Pacific Northwest Pest Management Handbooks
Weed Management Handbook:
This handbook is designed as a quick and ready reference for weed control practices and herbicides used in various cropping systems or sites in Idaho, Oregon, and Washington. Recommendations are based on research results from the Agricultural Experiment Stations and Extension Services of Oregon, Idaho, and Washington. A few suggestions are included from research conducted in other states, and from U.S. Department of Agriculture research centers. In all cases, authors make every effort to list only registered herbicides, and to ensure that the information conforms to product labels and company recommendations. This handbook will be useful to Extension agents, company field representatives, commercial spray applicators and consultants, herbicide dealers, teachers, and producers.
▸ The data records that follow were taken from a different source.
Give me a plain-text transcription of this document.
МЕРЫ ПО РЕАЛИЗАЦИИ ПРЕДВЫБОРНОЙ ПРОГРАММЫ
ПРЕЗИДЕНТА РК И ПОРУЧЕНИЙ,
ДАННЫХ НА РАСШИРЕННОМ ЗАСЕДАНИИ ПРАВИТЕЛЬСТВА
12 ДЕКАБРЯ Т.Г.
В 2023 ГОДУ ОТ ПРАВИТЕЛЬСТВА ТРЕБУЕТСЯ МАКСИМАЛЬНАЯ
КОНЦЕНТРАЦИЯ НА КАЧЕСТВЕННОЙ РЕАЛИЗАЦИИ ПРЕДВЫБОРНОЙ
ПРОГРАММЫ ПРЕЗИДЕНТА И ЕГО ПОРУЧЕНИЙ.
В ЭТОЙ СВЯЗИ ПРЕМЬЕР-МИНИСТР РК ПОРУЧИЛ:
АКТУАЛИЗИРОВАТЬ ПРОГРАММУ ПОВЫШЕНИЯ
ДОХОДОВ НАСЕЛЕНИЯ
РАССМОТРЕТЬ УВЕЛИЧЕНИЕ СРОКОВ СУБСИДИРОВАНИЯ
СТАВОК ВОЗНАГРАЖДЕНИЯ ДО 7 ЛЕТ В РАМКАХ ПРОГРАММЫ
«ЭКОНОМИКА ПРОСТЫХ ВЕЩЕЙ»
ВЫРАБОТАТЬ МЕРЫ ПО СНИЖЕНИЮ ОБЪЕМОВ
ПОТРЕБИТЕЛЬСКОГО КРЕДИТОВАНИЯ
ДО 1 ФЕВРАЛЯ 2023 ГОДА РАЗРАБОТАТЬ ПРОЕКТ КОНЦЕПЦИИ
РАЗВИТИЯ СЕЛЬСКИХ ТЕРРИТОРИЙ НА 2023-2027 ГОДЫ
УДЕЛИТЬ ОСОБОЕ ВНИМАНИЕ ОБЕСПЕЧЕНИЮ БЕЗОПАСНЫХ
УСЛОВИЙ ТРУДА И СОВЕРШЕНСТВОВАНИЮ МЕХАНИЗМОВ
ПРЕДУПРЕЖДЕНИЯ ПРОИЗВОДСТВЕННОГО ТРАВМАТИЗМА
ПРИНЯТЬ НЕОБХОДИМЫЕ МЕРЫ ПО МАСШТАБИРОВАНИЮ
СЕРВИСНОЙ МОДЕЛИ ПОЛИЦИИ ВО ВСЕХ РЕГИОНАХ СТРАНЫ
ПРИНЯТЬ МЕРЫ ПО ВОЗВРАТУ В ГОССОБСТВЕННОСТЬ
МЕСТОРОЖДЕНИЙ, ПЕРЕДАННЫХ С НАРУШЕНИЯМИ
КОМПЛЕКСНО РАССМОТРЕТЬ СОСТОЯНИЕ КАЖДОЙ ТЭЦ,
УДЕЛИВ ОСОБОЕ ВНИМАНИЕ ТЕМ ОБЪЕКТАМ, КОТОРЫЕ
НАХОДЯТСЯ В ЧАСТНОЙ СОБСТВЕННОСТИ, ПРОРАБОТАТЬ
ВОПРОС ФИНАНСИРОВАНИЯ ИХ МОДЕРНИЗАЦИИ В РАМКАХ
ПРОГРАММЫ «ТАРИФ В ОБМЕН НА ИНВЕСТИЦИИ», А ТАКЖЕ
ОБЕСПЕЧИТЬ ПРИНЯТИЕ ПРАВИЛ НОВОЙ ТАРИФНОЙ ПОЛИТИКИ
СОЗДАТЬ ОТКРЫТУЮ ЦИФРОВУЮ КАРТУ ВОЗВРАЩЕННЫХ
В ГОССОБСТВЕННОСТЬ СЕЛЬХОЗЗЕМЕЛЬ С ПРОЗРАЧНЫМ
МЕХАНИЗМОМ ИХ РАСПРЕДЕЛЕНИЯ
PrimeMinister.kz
Insect Management Handbook:
This handbook is intended as a tool for making decisions regarding the control and management of important insect pests in the Pacific Northwest. Originally, it was written for commercial growers, county extension agents, consultants, field and nursery staff, and chemical industry representatives. In recent years, sections have been added that are useful to Master Gardeners and homeowners. Most of the pest biology and biological control and cultural control recommendations are identical in COMMERCIAL and HOME settings, but we must emphasize that COMMERCIAL chemical control recommendations are to be used only by licensed pesticide applicators.
Plant Disease Management Handbook:
This handbook is intended as a ready reference guide to the control and management tactics for the more important plant diseases in the Pacific Northwest. Not all plant diseases that can occur in the Pacific Northwest are included in this book. The specific cultural, biological, and chemical recommendations are intended to manage a specific plant disease but may not always be appropriate under all circumstances. The selection of a specific management recommendation should be done by a qualified individual. It is best to always seek advice from county Extension agents, consultants, field and nursery people, and chemical industry representatives.